第250話 ミニ(?)世界樹
「な、なにこれ?」
朝起きて、食堂までの廊下を歩いていたら、いつもより廊下が暗かった。
今日は天気が悪いのかなって思ってたけど、そうじゃなかった。
中庭に、巨大な木が生えていたのだ。
その木によって、日光が少し遮られていた。
昨日はこんな木、絶対になかった。
「……どうなってんの?」
誰も答えてくれるわけないのだが、質問が勝手に口から出てくる。
ここ、俺の屋敷だよな?
近くにあった部屋のトビラを開けてみる。
見覚えのある応接間だった。
間違いなく俺の屋敷だ。
おかしいのは、あの巨木の方だ。
なんか、とてつもないエネルギーを感じる。
この感じ、ちょっと覚えがあった。
アルヘイムの世界樹に近づいた時に、感じた力と似ている気がする。
「……いや、まさかな」
世界樹に近い力を感じるが、目の前の巨木が世界樹であるわけがない。
創世記から世界と共に生きた木が、こんな所に生えていていいわけがない。
とりあえず、もっとよく調べることにした。
巨木に近づく。
元々中庭に植えられていた木があったのだが、それはこの巨木に吸収されてしまったようだ。
巨木の幹は、大人が五人くらい手を繋いで、なんとか周りを囲えるくらいの太さだった。
幹の太さ以上に驚いたのが、木の高さと枝の広がりだ。
巨木は三階建ての屋敷を優に超える高さまで伸びており、その枝は傘のように、俺の屋敷を完全に覆えるほど広がっていた。
巨木の枝と葉で空を遮られているのだが、完全に日光が届かないわけでもない。
適度に隙間が空いていて、そこから優しい光が俺の屋敷を包み込んでいた。
もちろん巨木がなかった時ほどではないが、木の下にいるのに十分な明るさが確保されている。
アルヘイムの世界樹の下も、こんな感じだ。
ますます、これが世界樹なのではないかと考えてしまう。
巨木に触れてみた。
「これは──」
巨木の樹皮の内側は、まるで精霊界や狭間の空間が広がっているような感じだった。見た目以上に、この木は大きな空間を内包している。
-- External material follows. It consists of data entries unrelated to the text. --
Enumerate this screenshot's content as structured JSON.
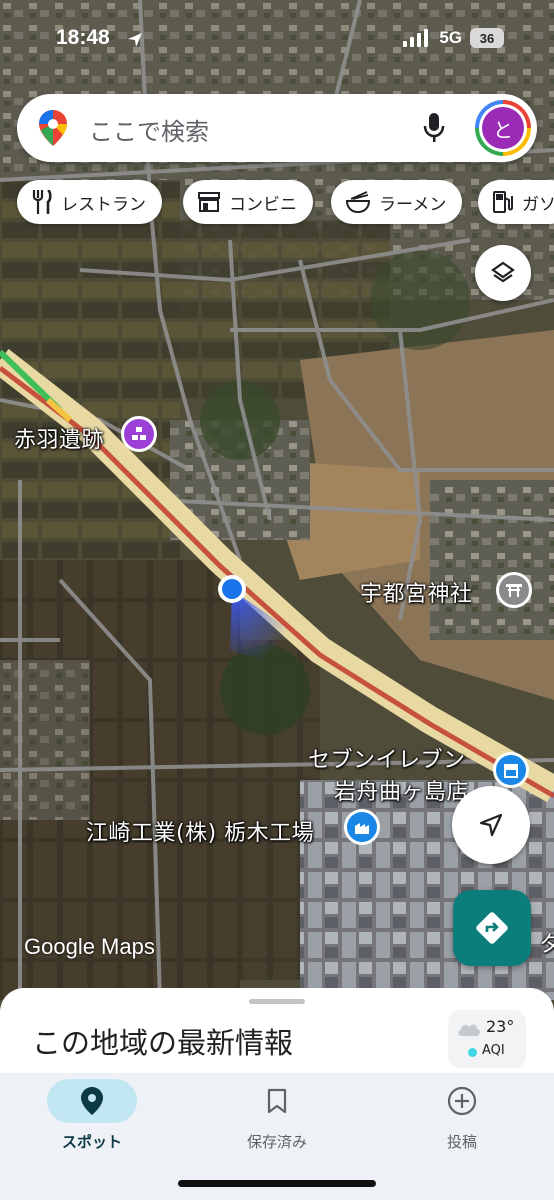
{
  "status_bar": {
    "time": "18:48",
    "network": "5G",
    "battery": "36"
  },
  "search": {
    "placeholder": "ここで検索",
    "avatar_initial": "と"
  },
  "chips": [
    {
      "label": "レストラン",
      "icon": "fork-knife-icon"
    },
    {
      "label": "コンビニ",
      "icon": "store-icon"
    },
    {
      "label": "ラーメン",
      "icon": "ramen-bowl-icon"
    },
    {
      "label": "ガソ",
      "icon": "gas-pump-icon"
    }
  ],
  "map": {
    "places": [
      {
        "name": "赤羽遺跡",
        "icon": "landmark-icon",
        "color": "#9c3fd6"
      },
      {
        "name": "宇都宮神社",
        "icon": "shrine-icon",
        "color": "#8a8a8a"
      },
      {
        "name": "セブンイレブン",
        "name_line2": "岩舟曲ヶ島店",
        "icon": "convenience-store-icon",
        "color": "#1a87e6"
      },
      {
        "name": "江崎工業(株) 栃木工場",
        "icon": "factory-icon",
        "color": "#1a87e6"
      }
    ],
    "edge_label": "ダ",
    "watermark": "Google Maps",
    "location_dot_color": "#1a73e8"
  },
  "sheet": {
    "title": "この地域の最新情報",
    "weather": {
      "temp": "23°",
      "aqi": "AQI"
    }
  },
  "bottom_nav": [
    {
      "label": "スポット",
      "icon": "location-pin-icon",
      "active": true
    },
    {
      "label": "保存済み",
      "icon": "bookmark-icon",
      "active": false
    },
    {
      "label": "投稿",
      "icon": "add-circle-icon",
      "active": false
    }
  ],
  "colors": {
    "accent": "#0b7d7a",
    "nav_active_bg": "#c2e7f2",
    "sheet_bg": "#ffffff"
  }
}
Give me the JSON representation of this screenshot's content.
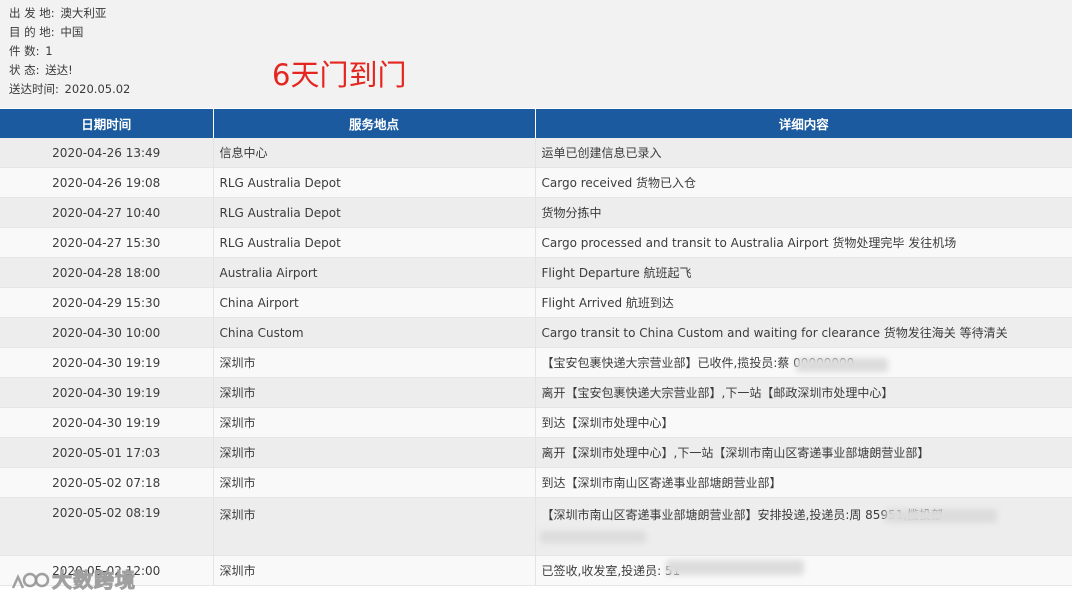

その空間内部に意識を向けていると、なにかがこの木に向かって、魔力を伸ばしているのを感じた。
この魔力は……シルフ?
最近、急に遊びに来なくなった精霊王シルフの魔力だった。
いったい、なにをしてるんだ? この巨木がここに生えたのと、なにか関係あるのか?
よくわからないが、シルフの魔力はこの巨木を探しているようだった。
「……繋いでやるか」
魔力を巨木に流し込む。
その魔力を操作し、シルフの魔力まで伸ばす。
──繋がった。
細い魔力の道ができた途端、シルフの方から膨大な魔力が流れ込んできた。
魔力と一緒に、なにかが俺に向かって飛んでくる。
「うわぁぁぁぁあ!」
「──っ!?」
巨木の中から、シルフが飛び出してきた。
けっこうな勢いで飛び出してきたので、衝撃を和らげるために後ろに倒れながら彼女を受け止めた。
「あーびっくりした──って、あれ……ハルト?」
上半身を起こしたシルフは、俺が下敷きになっていることに気付いたようだ。
「びっくりしたのは俺の方なん──」
「ハルトだぁー!」
シルフが抱きついてきた。
俺は地面に倒れてるので、避けられない。
なんかシルフが嬉しそうにしてたから、しばらく彼女がなすがままにさせておいた。
「久しぶりだな、シルフ。なにしてたんだ?」
「……ちょっと世界樹が大変なことになってて、それをなんとかしてたの」
「えっ!? そ、それは、もういいの? 俺がなにか手伝えることはない?」
世界樹の危機は、アルヘイムの危機だ。
世界樹の恩恵を受けて、あの国は繁栄できているのだから。
アルヘイムは俺の妻のティナやリファの故郷なので、俺にできることがあればなんでもやるつもりだった。
「大丈夫、世界樹の異常はなんとかなったよ」
「そうか……それはよかった」
とりあえずアルヘイムも無事だという。
「その世界樹の異常とこの巨木って、なにか関係があったりする?」
俺が空を指さすと、シルフがその先に視線を送る。
「えっ……これ、なに?」
シルフが空を覆う巨木の枝を見て、動きを止めた。彼女もこの巨木のことはわからないらしい。
「なんか朝起きたら、これが中庭に生えてたんだよ。しかも、ちょっと世界樹っぽい感じがするんだよね。まぁ、そんなことないとは思うけど……」
「え、えっと──」
「あっ、ハルト様、シルフ様、おはよーございます!」
シルフがなにか言おうとしていた時、屋敷の方からルナがやってきた。